CLIMAT LANCÔME: lujo con el sello de la rosa

climatCuando en 1935 el perfumista francés Armand Petitjean fundó la marca Lancôme, sabía perfectamente lo que quería. Y lo que quería era contarle al mundo lo que representa el estilo y el gusto francés. Petitjean amaba cuatro cosas: Francia, las mujeres, el lujo y las flores. Así es como la rosa se convirtió en el símbolo de la nueva marca. En aquel entonces, la recién creada casa Lancôme presentó en la exposición mundial de Bruselas cinco perfumes y dos colonias. Además, se exhibieron barras labiales y polvos de maquillaje. Fue todo un lujo, y Lancôme maravilló a los miles de asistentes de la exposición. Medio año después, los productos de la compañía ya gozaban de gran popularidad en 30 países alrededor del mundo. El mundo jamás había presenciado semejante tasa de expansión en el mercado mundial de los cosméticos. Habiendo experimentado semejante éxito, Petitjean jamás se detuvo en su deseo de mostrarle al mundo la imagen de la belleza y el lujo francés. En el año 1967, tres años antes del fallecimiento del fundador de la casa Lancôme, esta imagen estaba grabada en el perfume Climat, la fragancia más importante, favorita y famosa en la historia de la marca. Creada por el perfumista Gerard Goupy, Climat se convirtió prácticamente al instante en un símbolo de la época.
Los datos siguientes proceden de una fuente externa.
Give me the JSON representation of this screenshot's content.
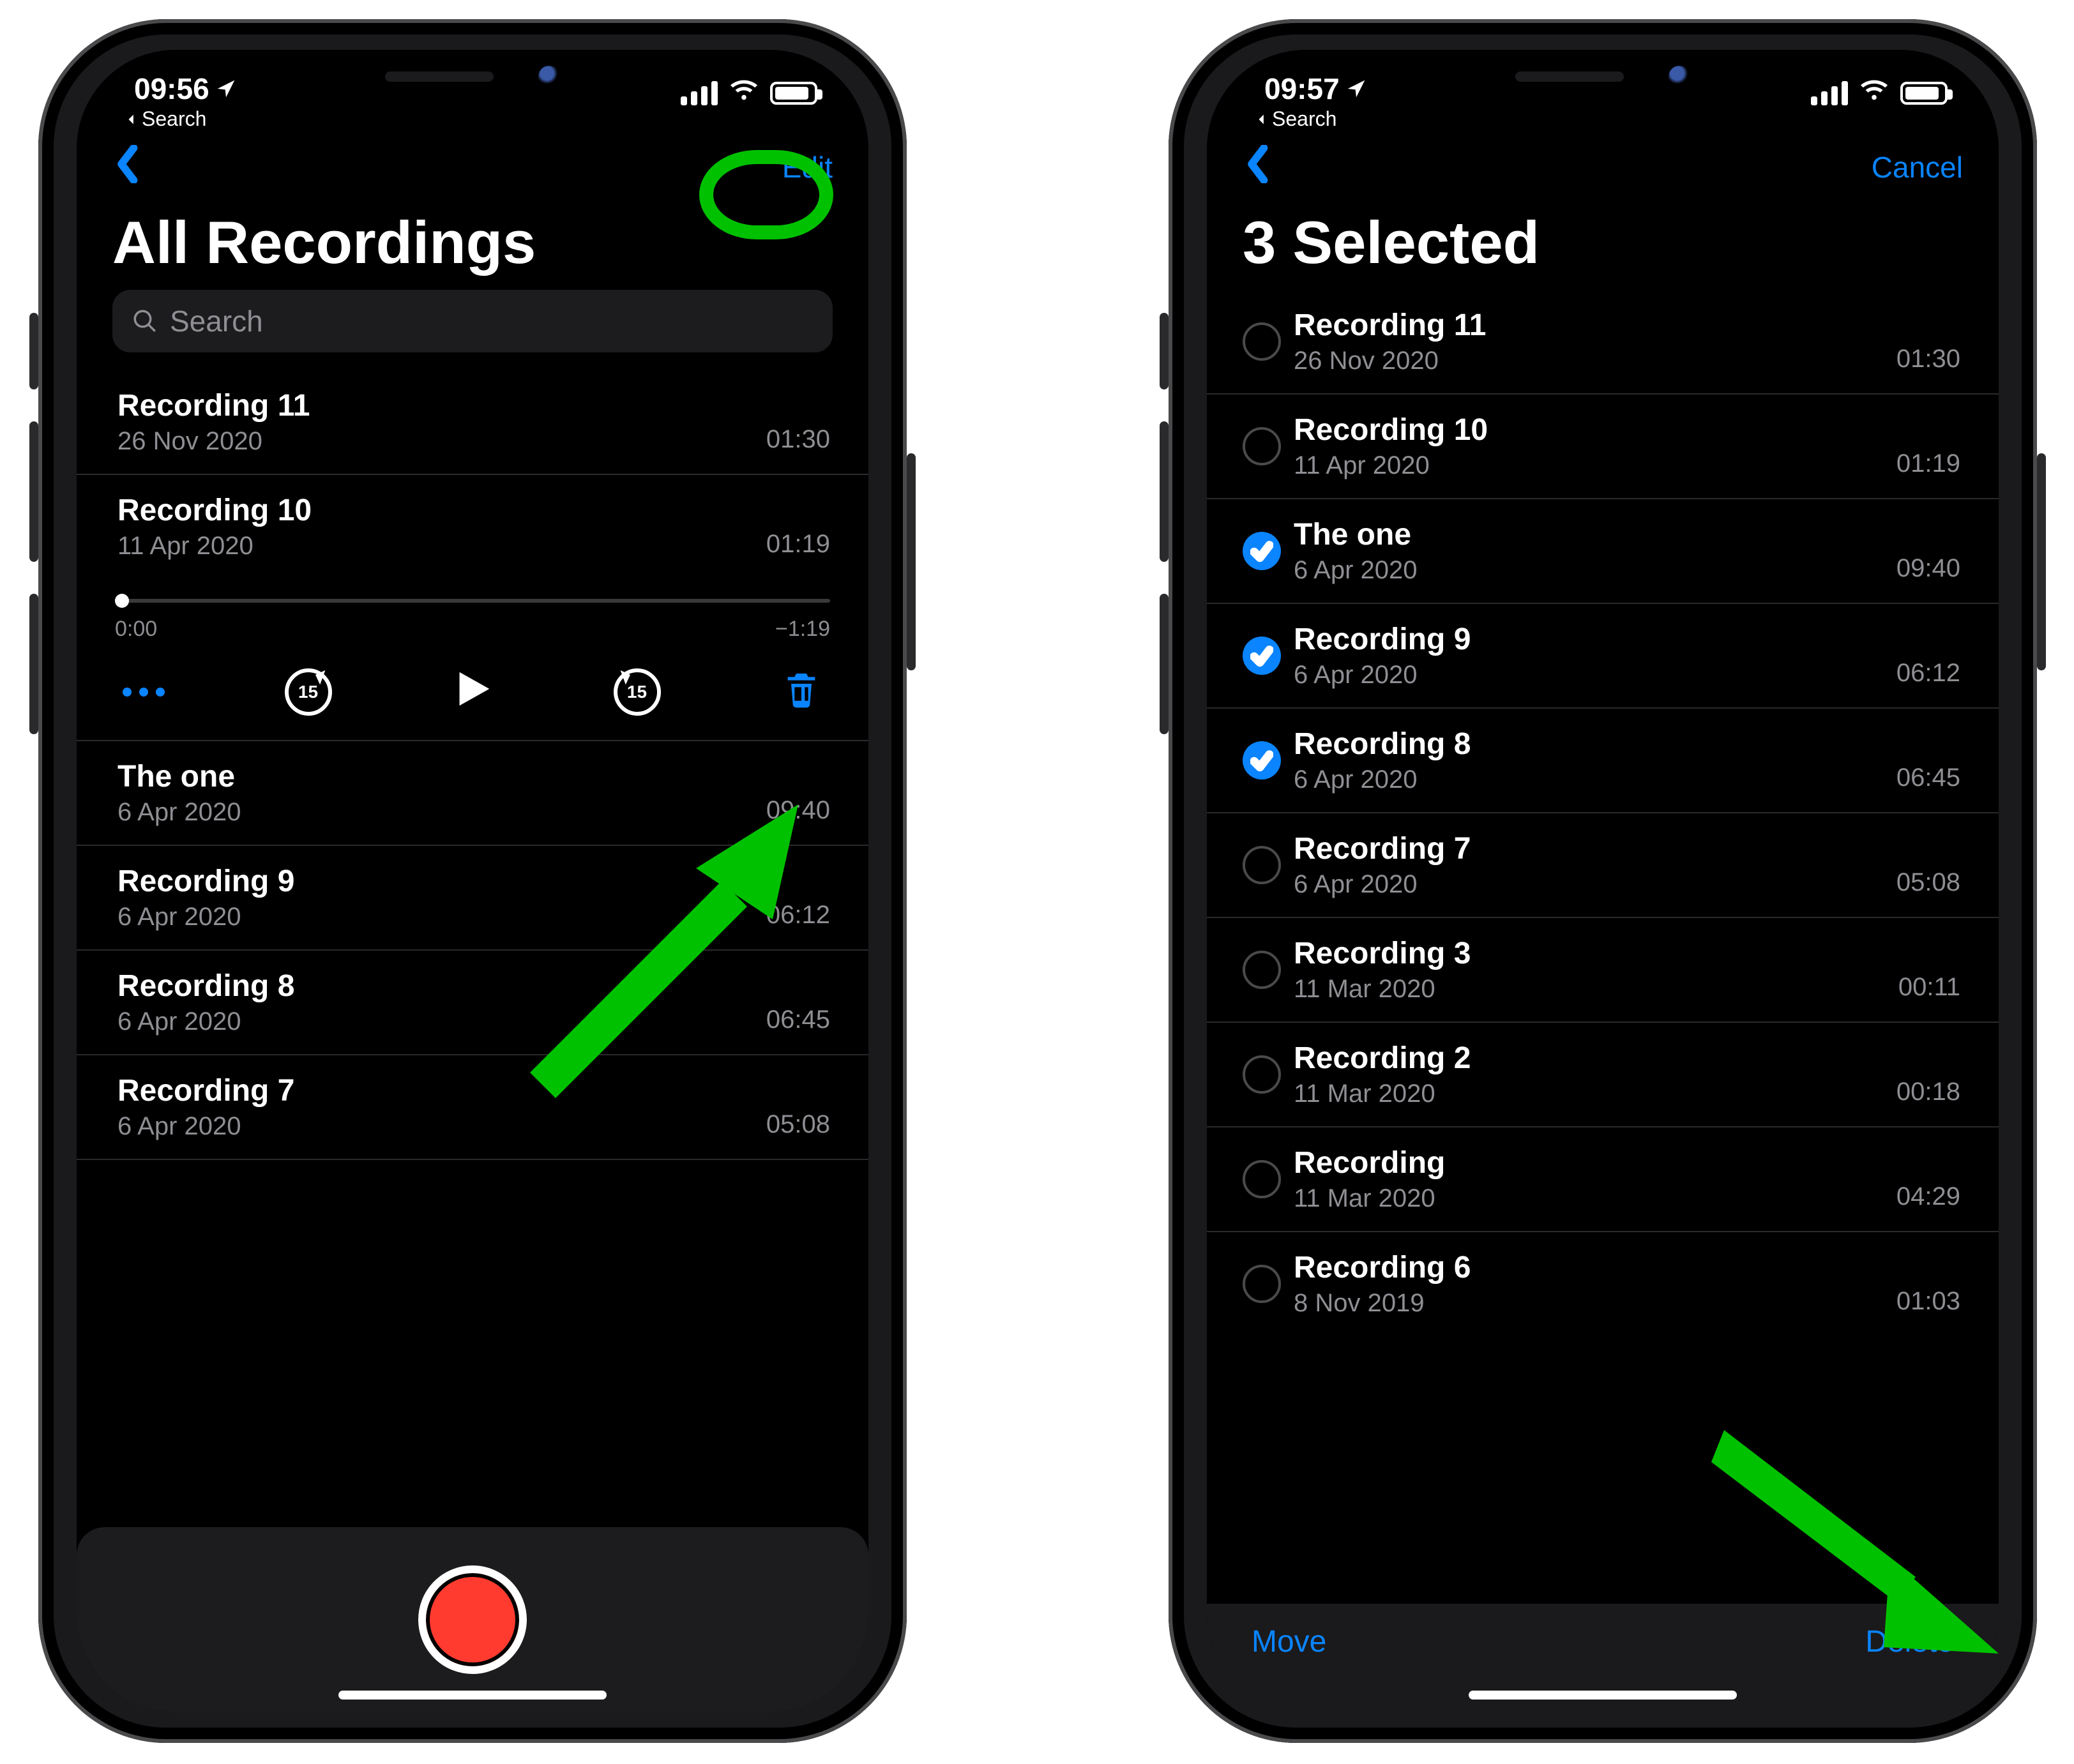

Hubo insinuaciones de que la fragancia no era nada nuevo, pero la casa Lancôme tampoco ocultaba el hecho de que el prototipo de Climat era el perfume Worth Je Reviens, vendido en los años 30. Sin embargo, Climat tenía un olor más tangible y un color verdoso pálido más agradable, por lo cual a menudo era comparado con la piedra de nefrita. ¿Pero qué es lo que tenía de especial este perfume? Al principio sentías como si aparecieras en un jardín repleto de fragancias florales: las violetas, los muguetes, los narcisos y los jazmines te envuelven en un torbellino de olores y de repente abren paso y aparece la rosa, la reina de todas las flores. Habiendo mostrado toda su grandeza, su majestad la rosa se aleja acompañada de un séquito de flores fragantes. Y tan solo queda un tierno rastro, un ligero toque a almizcle con notas de fresco vétiver.

 

Climat ocupó un lugar privilegiado junto a otras creaciones de los perfumes más destacados de los años 60 y prácticamente se convirtió en el mejor seguidor de las tradiciones de la casa Chanel, la cual en su momento puso de moda los aromas florales aldehídicos, el progenitor de los cuales fue el mítico Chanel N.º 5. Dato curioso: Climat, a diferencia de otros perfumes, gozaba de una colosal popularidad en la URSS. Este hecho tiene una explicación muy simple: Lancôme organizó su producción de perfumes en el territorio de Polonia. En la icónica película soviética ‘La ironía del destino, o ¡qué disfrutes del baño!’, estrenada en el año 1975, la protagonista Nadia recibe un regalo de su amado, el regalo es el perfume Climat. Por cierto, aproximadamente en aquella época la casa Lancôme dejó de producir Climat. ¿Por qué motivo? El flujo de la vida no se detenía, los perfumistas creaban nuevas fragancias. Hoy en día hacerse con un Climat en su primera edición es casi imposible, aunque los fans del legendario perfume todavía tienen una posibilidad. En 2005, Lancôme, celebrando su solemne 70 aniversario, decidió traer de vuelta a la vida unas cuantas fragancias clásicas, entre los cuales se encontraba Climat. Sin embargo, el Climat moderno de Lancôme tienen poco que ver con el lujoso perfume que se fabricaba anteriormente. Pero aún así sus perfumes continúan siendo todo un símbolo de lujo y feminidad.